Je ne serais jamais resté à Naples. J’en suis même parti dès l’âge de 15 ans. J’ai toujours aimé voyager. J’aurais pu certes fait autre chose comme une carrière d’acteur mais je trouvais cela trop difficile. La vie de play-boy me convenait parfaitement.
Peut-on dire que vous avez eu une jeunesse brute à Naples ?
C’était une époque très machiste. Dès mon adolescence, j’avais l’obsession des femmes. Mais je n’ai pas connu la misère car j’étais issu d’une famille bourgeoise napolitaine.
C’est aussi durant votre jeunesse que vous avez eu une liaison avec Raimonda « Dindina » Ciano, l’une des petites-filles de Mussolini.
Je la trouvais charmante même si elle n’était pas très jolie et plus âgée que moi. Dindina n’était pas responsable des crimes de sa famille donc je n’avais pas de scrupules.
Elle vivait chez sa mère, Edda Ciano, à Capri. L’atmosphère sur l’île était différente qu’ailleurs. Lorsqu’Edda Ciano passait dans la rue, la population l’applaudissait comme si c’était une star. Même dans les soirées, les Ciano avaient les premières places qui leur étaient réservées. Les crimes fascistes avaient été comme oubliés à Capri.

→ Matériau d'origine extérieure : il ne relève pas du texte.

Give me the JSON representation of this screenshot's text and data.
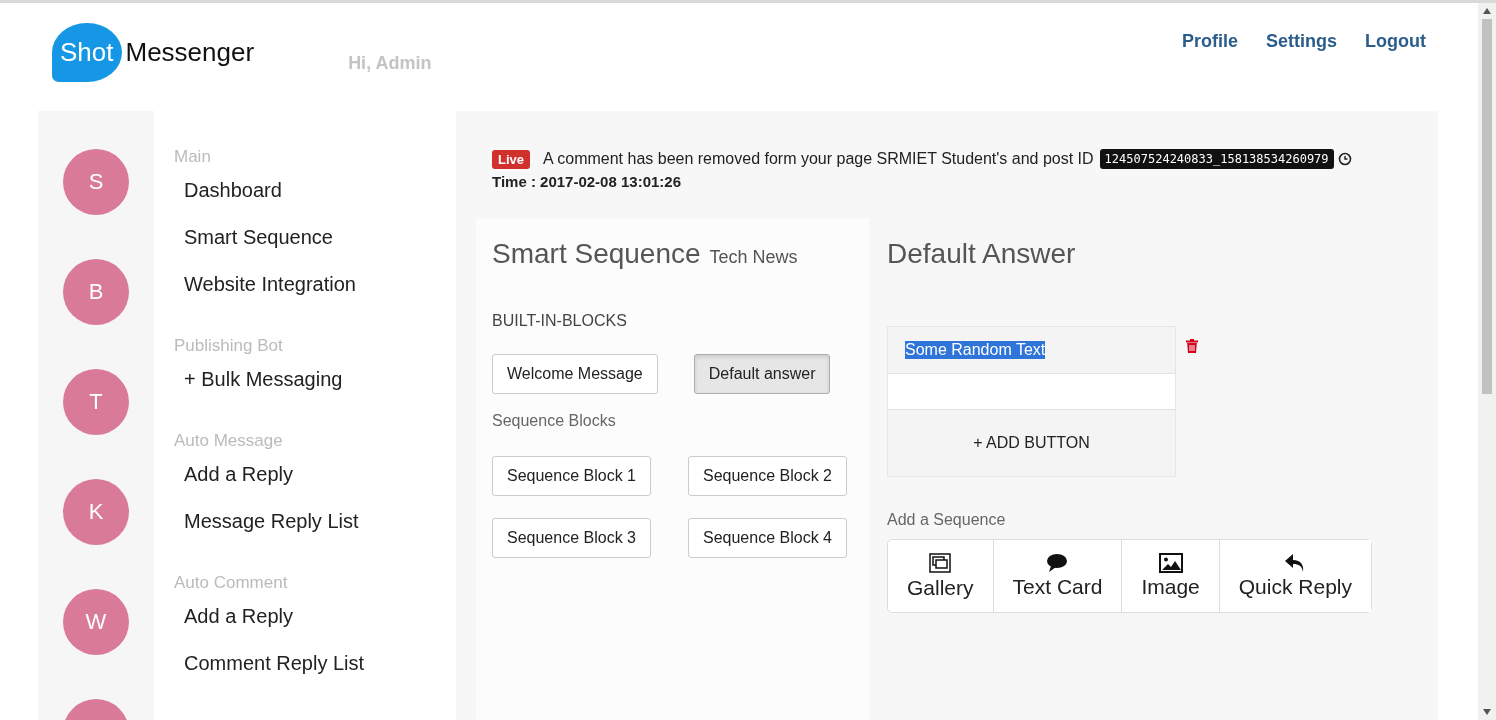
{
  "header": {
    "logo_badge": "Shot",
    "logo_text": "Messenger",
    "greeting": "Hi, Admin",
    "links": [
      "Profile",
      "Settings",
      "Logout"
    ]
  },
  "avatars": [
    {
      "letter": "S"
    },
    {
      "letter": "B"
    },
    {
      "letter": "T"
    },
    {
      "letter": "K"
    },
    {
      "letter": "W"
    }
  ],
  "sidebar": [
    {
      "heading": "Main",
      "items": [
        "Dashboard",
        "Smart Sequence",
        "Website Integration"
      ]
    },
    {
      "heading": "Publishing Bot",
      "items": [
        "+ Bulk Messaging"
      ]
    },
    {
      "heading": "Auto Message",
      "items": [
        "Add a Reply",
        "Message Reply List"
      ]
    },
    {
      "heading": "Auto Comment",
      "items": [
        "Add a Reply",
        "Comment Reply List"
      ]
    }
  ],
  "notice": {
    "badge": "Live",
    "message": "A comment has been removed form your page SRMIET Student's and post ID",
    "post_id": "124507524240833_158138534260979",
    "time": "Time : 2017-02-08 13:01:26"
  },
  "sequence": {
    "title": "Smart Sequence",
    "subtitle": "Tech News",
    "built_in_label": "BUILT-IN-BLOCKS",
    "built_in": [
      {
        "label": "Welcome Message",
        "selected": false
      },
      {
        "label": "Default answer",
        "selected": true
      }
    ],
    "blocks_label": "Sequence Blocks",
    "blocks": [
      "Sequence Block 1",
      "Sequence Block 2",
      "Sequence Block 3",
      "Sequence Block 4"
    ]
  },
  "answer": {
    "title": "Default Answer",
    "text": "Some Random Text",
    "text_selected": true,
    "add_button": "+ ADD BUTTON",
    "add_sequence_label": "Add a Sequence",
    "types": [
      {
        "kind": "gallery",
        "label": "Gallery"
      },
      {
        "kind": "text",
        "label": "Text Card"
      },
      {
        "kind": "image",
        "label": "Image"
      },
      {
        "kind": "reply",
        "label": "Quick Reply"
      }
    ]
  }
}
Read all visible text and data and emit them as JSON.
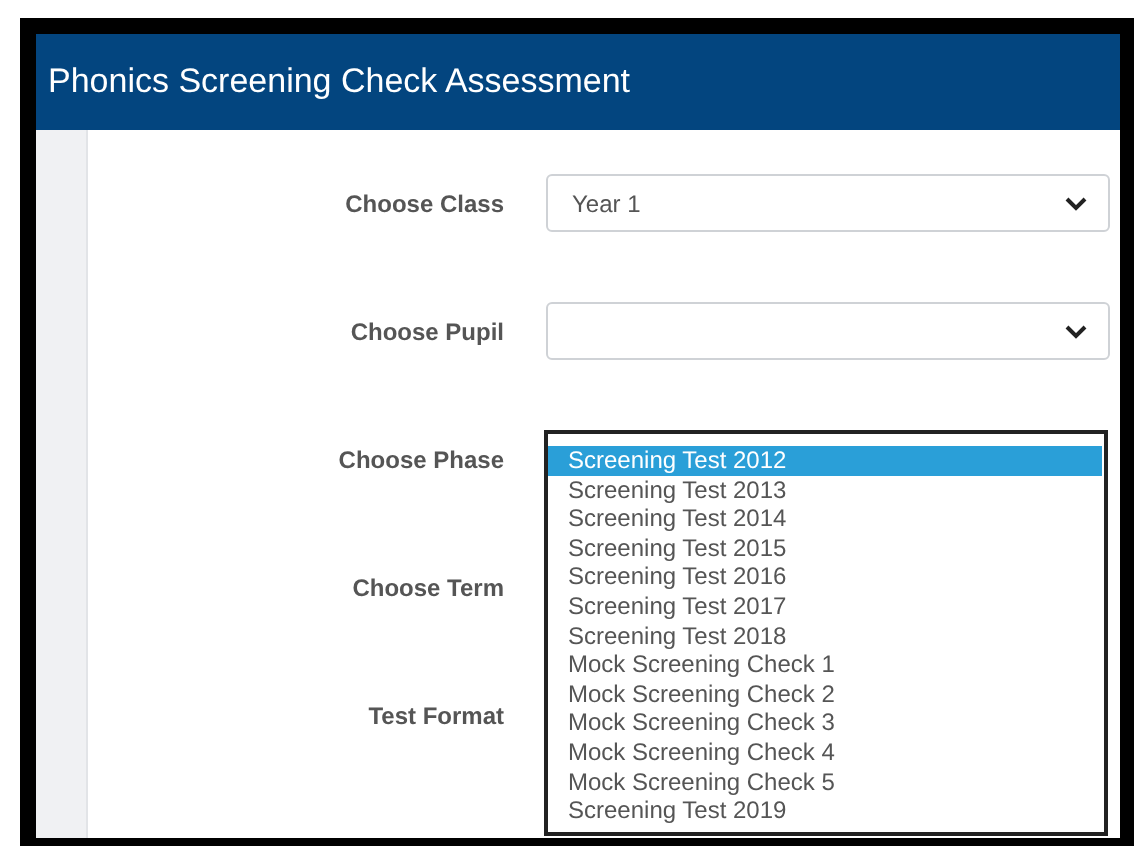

Vous avez côtoyé des personnalités comme Pasolini, Visconti ou encore l’écrivain Alberto Moravia pendant l’âge d’or du cinéma italien. Aviez-vous conscience de rencontrer les plus grands artistes au meilleur moment ?
C’était une époque merveilleuse à Rome. Il y avait un club, le club 84, où il était facile de rencontrer tous les soirs les plus grandes personnalités comme Alain Delon ou Vittorio Gassman. Les stars n’étaient pas aussi inaccessibles comme de nos jours. Les artistes venaient sans garde du corps au restaurant ou en boîte de nuit. Je n’avais pas beaucoup d’argent à l’époque mais comme j’étais très beau j’ai intégré ce milieu. Aujourd’hui, il est plus difficile d’entrer dans la jet set.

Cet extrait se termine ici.